With an estimated 2.6 million deer, the Texas Hill Country has the most deer of any region in the state.

“The 2017 deer population in the Hill Country is expected to be about the same as 2016 considering harvest was a bit lower than expected in 2016 and the region experiences a moderate fawn crop necessary to sustain that population level,” Cain noted.

Hunters had better harvest success in 2016 in the Cross Timbers region of north central Texas, the portion of the state with the second highest deer population at an estimate 739,000.

Cain said fawn production was good in the region this year, but there could be missing age classes when it comes to quality bucks in a large portion of the state including the Cross Timbers and Hill Country.

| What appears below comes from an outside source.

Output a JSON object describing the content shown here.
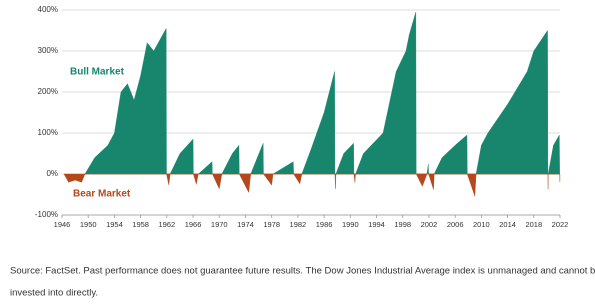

“Looking back several years ago at previous fawn crops and projecting those numbers to the 2017 season, hunters should expect to see a good number of 1.5, 4.5, 5.5 and 7.5 year old bucks relative to other age groups for the Edwards Plateau and Cross Timbers region. The number of 6.5-year-old bucks should be noticeably lower this year as a result of poor fawn crops during the 2011 drought. That’s not to say there are still not a good number of mature bucks in the population. In fact, 2017 should be an excellent year for bucks in that 4.5 to 5.5 age group as a whole relative to the last several years for these regions of the state,” Cain said.

Deer in the Rolling Plains experienced drier conditions this summer. But while there are typically fewer deer in that region, it still is capable of producing big bucks.

Cain said South Texas experienced its sixth consecutive hot and dry summer, which resulted in reduced but even fawn crops.

While there is always a chance to kill a big buck in the brush country, hunters can expect to see more 2.5, 4.5 and 5.5 year old bucks than other age classes.

In the Post Oak Savannah and Pineywoods regions of East Texas, hunters can expect to see antler quality that is average to above average because of the strength of the 4.5- and 7.5-year-old age classes. While flooding in recent years has had an impact on young deer numbers in the bottomland areas and an older age class is missing from the 2011 drought, the two regions are seeing an overall increase in deer numbers.

The archery season is open in 252 counties around the state and will close Nov. 3. The regular season will open Nov. 4.